As with any visit to the beach, it is always important to be aware of the tides. Starting in mid-April, low water times on the Oregon coast occur every month with the lowest minus tides occurring in mid-July. Tides of 0.0 feet and lower are best for tidepool viewing, but when the ocean is calm many intertidal areas can be observed at plus one or two foot tides. It is best to be in the intertidal area one hour before low tide. Check out the Haystack Rock Awareness Program schedule and time your visit to have knowledgeable volunteers on hand to answer any questions you might have.

Be aware of the fact that tidepool organisms are very sensitive. Walk only on sand or bare rock and watch your step. Avoid walking on rocks covered with barnacles for your safety and for the well being of these rocky inhabitants. Many tidepools have plenty of viewing opportunities at the sand-rock interface, where standing on rock can be avoided almost entirely.

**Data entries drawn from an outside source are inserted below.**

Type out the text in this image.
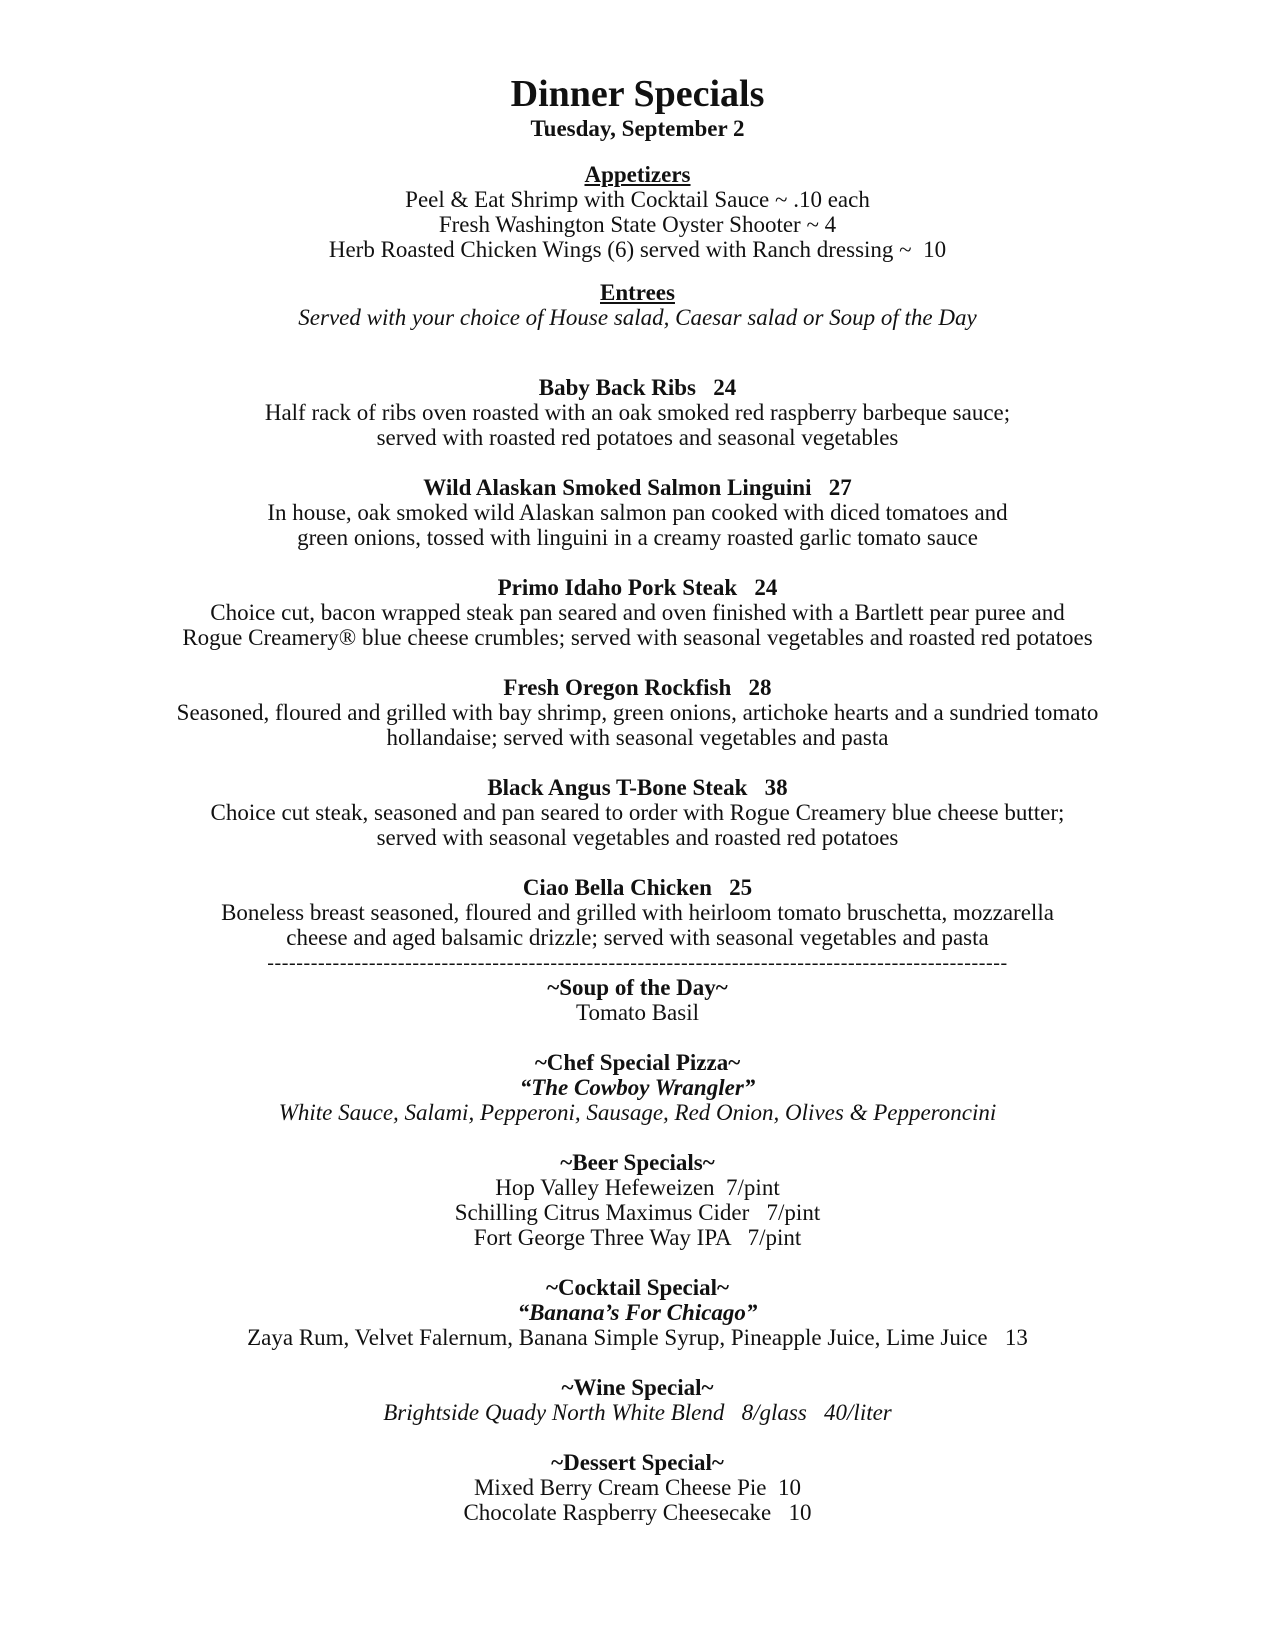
Dinner Specials
Tuesday, September 2
Appetizers
Peel & Eat Shrimp with Cocktail Sauce ~ .10 each
Fresh Washington State Oyster Shooter ~ 4
Herb Roasted Chicken Wings (6) served with Ranch dressing ~  10
Entrees
Served with your choice of House salad, Caesar salad or Soup of the Day
Baby Back Ribs   24
Half rack of ribs oven roasted with an oak smoked red raspberry barbeque sauce;
served with roasted red potatoes and seasonal vegetables
Wild Alaskan Smoked Salmon Linguini   27
In house, oak smoked wild Alaskan salmon pan cooked with diced tomatoes and
green onions, tossed with linguini in a creamy roasted garlic tomato sauce
Primo Idaho Pork Steak   24
Choice cut, bacon wrapped steak pan seared and oven finished with a Bartlett pear puree and
Rogue Creamery® blue cheese crumbles; served with seasonal vegetables and roasted red potatoes
Fresh Oregon Rockfish   28
Seasoned, floured and grilled with bay shrimp, green onions, artichoke hearts and a sundried tomato
hollandaise; served with seasonal vegetables and pasta
Black Angus T-Bone Steak   38
Choice cut steak, seasoned and pan seared to order with Rogue Creamery blue cheese butter;
served with seasonal vegetables and roasted red potatoes
Ciao Bella Chicken   25
Boneless breast seasoned, floured and grilled with heirloom tomato bruschetta, mozzarella
cheese and aged balsamic drizzle; served with seasonal vegetables and pasta
------------------------------------------------------------------------------------------------------
~Soup of the Day~
Tomato Basil
~Chef Special Pizza~
“The Cowboy Wrangler”
White Sauce, Salami, Pepperoni, Sausage, Red Onion, Olives & Pepperoncini
~Beer Specials~
Hop Valley Hefeweizen  7/pint
Schilling Citrus Maximus Cider   7/pint
Fort George Three Way IPA   7/pint
~Cocktail Special~
“Banana’s For Chicago”
Zaya Rum, Velvet Falernum, Banana Simple Syrup, Pineapple Juice, Lime Juice   13
~Wine Special~
Brightside Quady North White Blend   8/glass   40/liter
~Dessert Special~
Mixed Berry Cream Cheese Pie  10
Chocolate Raspberry Cheesecake   10
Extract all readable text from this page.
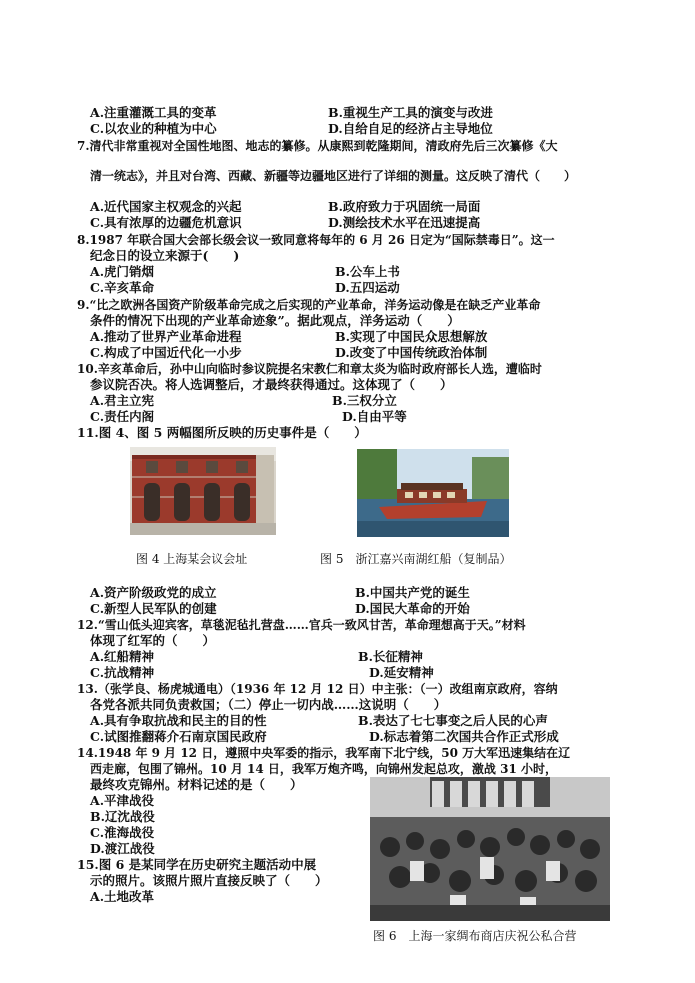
A.注重灌溉工具的变革	B.重视生产工具的演变与改进
C.以农业的种植为中心	D.自给自足的经济占主导地位
7.清代非常重视对全国性地图、地志的纂修。从康熙到乾隆期间，清政府先后三次纂修《大
清一统志》，并且对台湾、西藏、新疆等边疆地区进行了详细的测量。这反映了清代（　　）
A.近代国家主权观念的兴起	B.政府致力于巩固统一局面
C.具有浓厚的边疆危机意识	D.测绘技术水平在迅速提高
8.1987 年联合国大会部长级会议一致同意将每年的 6 月 26 日定为“国际禁毒日”。这一
纪念日的设立来源于(　　)
A.虎门销烟	B.公车上书
C.辛亥革命	D.五四运动
9.“比之欧洲各国资产阶级革命完成之后实现的产业革命，洋务运动像是在缺乏产业革命
条件的情况下出现的产业革命迹象”。据此观点，洋务运动（　　）
A.推动了世界产业革命进程	B.实现了中国民众思想解放
C.构成了中国近代化一小步	D.改变了中国传统政治体制
10.辛亥革命后，孙中山向临时参议院提名宋教仁和章太炎为临时政府部长人选，遭临时
参议院否决。将人选调整后，才最终获得通过。这体现了（　　）
A.君主立宪	B.三权分立
C.责任内阁	D.自由平等
11.图 4、图 5 两幅图所反映的历史事件是（　　）
图 4 上海某会议会址	图 5　浙江嘉兴南湖红船（复制品）
A.资产阶级政党的成立	B.中国共产党的诞生
C.新型人民军队的创建	D.国民大革命的开始
12.“雪山低头迎宾客，草毯泥毡扎营盘……官兵一致风甘苦，革命理想高于天。”材料
体现了红军的（　　）
A.红船精神	B.长征精神
C.抗战精神	D.延安精神
13.（张学良、杨虎城通电）（1936 年 12 月 12 日）中主张：（一）改组南京政府，容纳
各党各派共同负责救国；（二）停止一切内战……这说明（　　）
A.具有争取抗战和民主的目的性	B.表达了七七事变之后人民的心声
C.试图推翻蒋介石南京国民政府	D.标志着第二次国共合作正式形成
14.1948 年 9 月 12 日，遵照中央军委的指示，我军南下北宁线，50 万大军迅速集结在辽
西走廊，包围了锦州。10 月 14 日，我军万炮齐鸣，向锦州发起总攻，激战 31 小时，
最终攻克锦州。材料记述的是（　　）
A.平津战役
B.辽沈战役
C.淮海战役
D.渡江战役
15.图 6 是某同学在历史研究主题活动中展
示的照片。该照片照片直接反映了（　　）
A.土地改革
图 6　上海一家绸布商店庆祝公私合营
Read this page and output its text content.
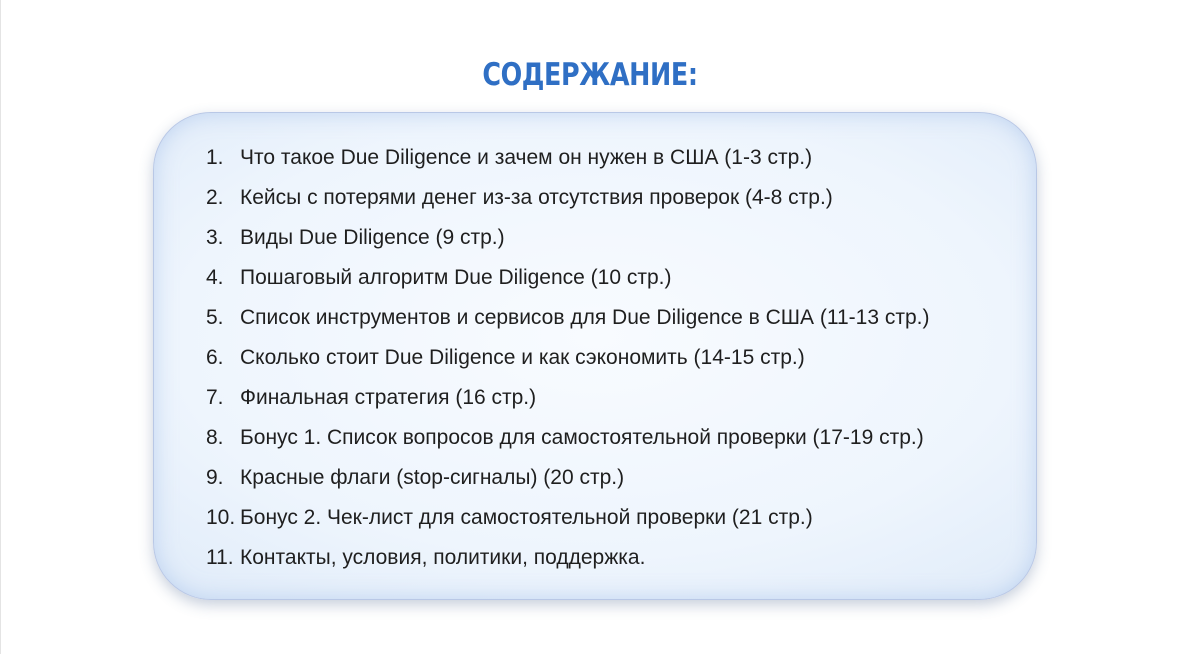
СОДЕРЖАНИЕ:
1. Что такое Due Diligence и зачем он нужен в США (1-3 стр.)
2. Кейсы с потерями денег из-за отсутствия проверок (4-8 стр.)
3. Виды Due Diligence (9 стр.)
4. Пошаговый алгоритм Due Diligence (10 стр.)
5. Список инструментов и сервисов для Due Diligence в США (11-13 стр.)
6. Сколько стоит Due Diligence и как сэкономить (14-15 стр.)
7. Финальная стратегия (16 стр.)
8. Бонус 1. Список вопросов для самостоятельной проверки (17-19 стр.)
9. Красные флаги (stop-сигналы) (20 стр.)
10. Бонус 2. Чек-лист для самостоятельной проверки (21 стр.)
11. Контакты, условия, политики, поддержка.
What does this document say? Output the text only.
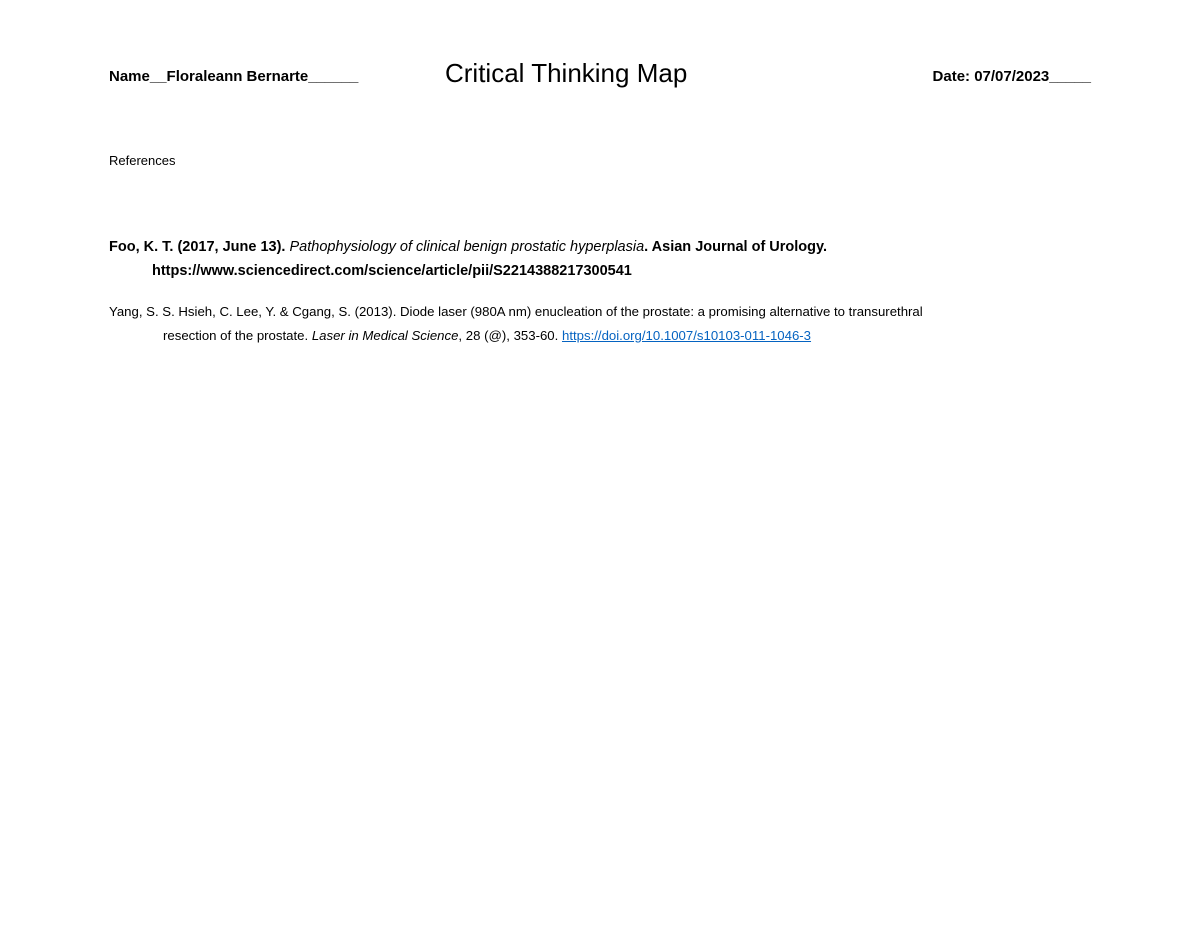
Name__Floraleann Bernarte______	Critical Thinking Map	Date: 07/07/2023_____
References
Foo, K. T. (2017, June 13). Pathophysiology of clinical benign prostatic hyperplasia. Asian Journal of Urology.
https://www.sciencedirect.com/science/article/pii/S2214388217300541
Yang, S. S. Hsieh, C. Lee, Y. & Cgang, S. (2013). Diode laser (980A nm) enucleation of the prostate: a promising alternative to transurethral
resection of the prostate. Laser in Medical Science, 28 (@), 353-60. https://doi.org/10.1007/s10103-011-1046-3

Slow down, look closely and watch carefully to observe the sea life in its home. Quietly watching a pool or gently moving seaweed aside will reveal organisms and behavior that would otherwise go unnoticed. Always be aware of your surroundings and never turn your back on the ocean.

Haystack Rock is a Marine Garden and a National Wildlife Refuge, as designated by the State of Oregon and the US Department of Fish and Wildlife. In an effort to help protect the bird and sea life on and around Haystack Rock, climbing on the rock is not allowed and collecting of any materials is prohibited within 300 yards. This ensures that the birds who call Haystack home and the thousands of tiny organisms living on its surface and in its tidepools are protected from any harm.